The virtual machine can always depend on method table offsets when it has a reference of a class type (a CONSTANT_Methodref_info entry). If the sayHello() method appears in offset seven in class Dog, it will appear in offset seven in any subclass of Dog. The same is not true, however, if the reference is of an interface type (a CONSTANT_InterfaceMethodref_info entry). With direct references to instance methods accessed through an interface reference there is no guaranteed method table offset. Consider the method table for class Cat, shown in Figure 8-4.

Figure 8-4. The method table for class Cat.

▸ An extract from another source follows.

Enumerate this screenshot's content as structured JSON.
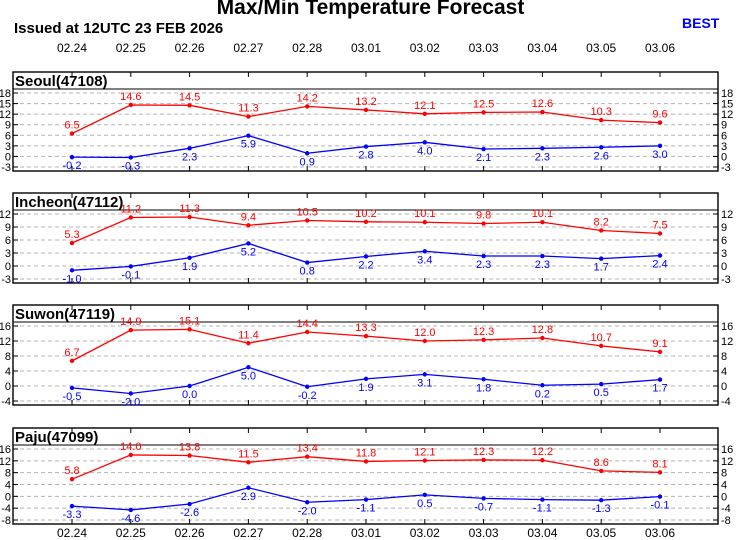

Note that both Cat and CockerSpaniel implement the Friendly interface. A variable of type Friendly could hold a reference to a Cat object or a CockerSpaniel object. With that reference, your program could invoke sayHello() or sayGoodbye() on a Cat, a CockerSpaniel, or any other object whose class implements the Friendly interface. The Example4 application demonstrates this:

// On CD-ROM in file linking/ex4/Example4.java
class Example4 {

    public static void main(String[] args) {

        Dog dog = new CockerSpaniel();

        dog.sayHello();

        Friendly fr = (Friendly) dog;

        // Invoke sayGoodbye() on a CockerSpaniel object through a
        // reference of type Friendly.
        fr.sayGoodbye();

        fr = new Cat();

        // Invoke sayGoodbye() on a Cat object through a reference
        // of type Friendly.
        fr.sayGoodbye();
    }
}

In Example4, local variable fr invokes sayGoodbye() on both a CockerSpaniel object and a Cat object. The same constant pool entry, a CONSTANT_InterfaceMethodref_info entry, is used to invoke this method on both objects. But when the virtual machine resolves the symbolic reference to sayHello(), it can't just save a method table offset and expect that offset to always work in future uses of the constant pool entry.

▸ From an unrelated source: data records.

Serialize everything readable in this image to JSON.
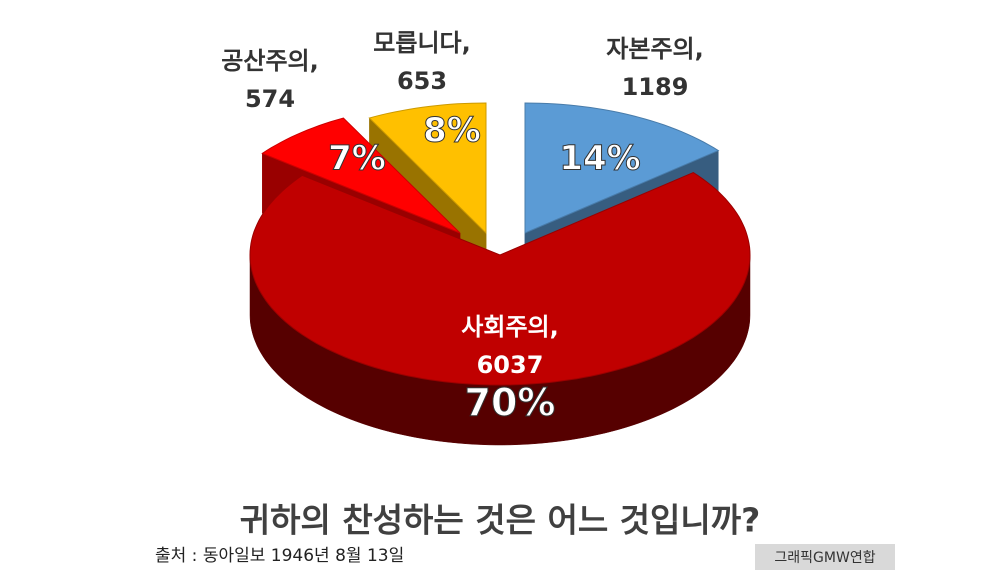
{
  "chart_data": {
    "type": "pie",
    "title": "귀하의 찬성하는 것은 어느 것입니까?",
    "categories": [
      "자본주의,",
      "사회주의,",
      "공산주의,",
      "모릅니다,"
    ],
    "values": [
      1189,
      6037,
      574,
      653
    ],
    "percent_labels": [
      "14%",
      "70%",
      "7%",
      "8%"
    ],
    "colors": [
      "#5b9bd5",
      "#c00000",
      "#ff0000",
      "#ffc000"
    ],
    "source": "출처 : 동아일보 1946년 8월 13일",
    "credit": "그래픽GMW연합"
  }
}
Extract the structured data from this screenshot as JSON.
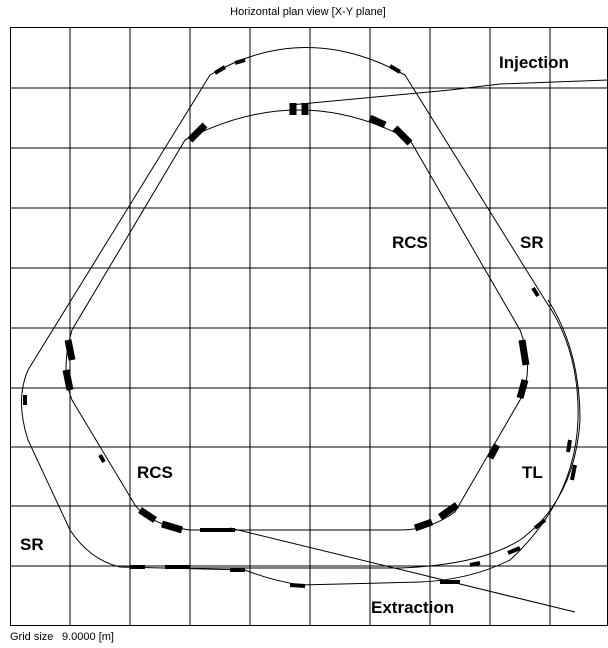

The trouble is that classes that implement the Friendly interface aren't guaranteed to have a common superclass that also implements Friendly. As a result, the methods declared in Friendly aren't guaranteed to be in the same place in all method tables. If you compare the method table for CockerSpaniel against the method table for Cat, for example, you'll see that in CockerSpaniel, sayHello()'s pointer occupies offset 11. But in Cat, sayHello() occupies offset 12. Likewise, CockerSpaniel's sayGoodbye() method pointer resides in offset 12, but Cat's sayGoodbye() method pointer resides at offset 13.

Thus, whenever the Java virtual machine invokes a method from an interface reference, it must search the method table of the object's class until it finds the appropriate method. This is why invoking instance methods on interface references can be significantly slower than invoking instance methods on class references. Virtual machine implementations can attempt to be smart, of course, about how they search through a method table. For example, an implementation could save the last index at which they found the method and try there first the next time. Or an implementation could build data structures during preparation that help them search through method tables given an interface reference. Nevertheless, invoking a method given an interface reference will likely be to some extent slower than invoking a method given a class reference.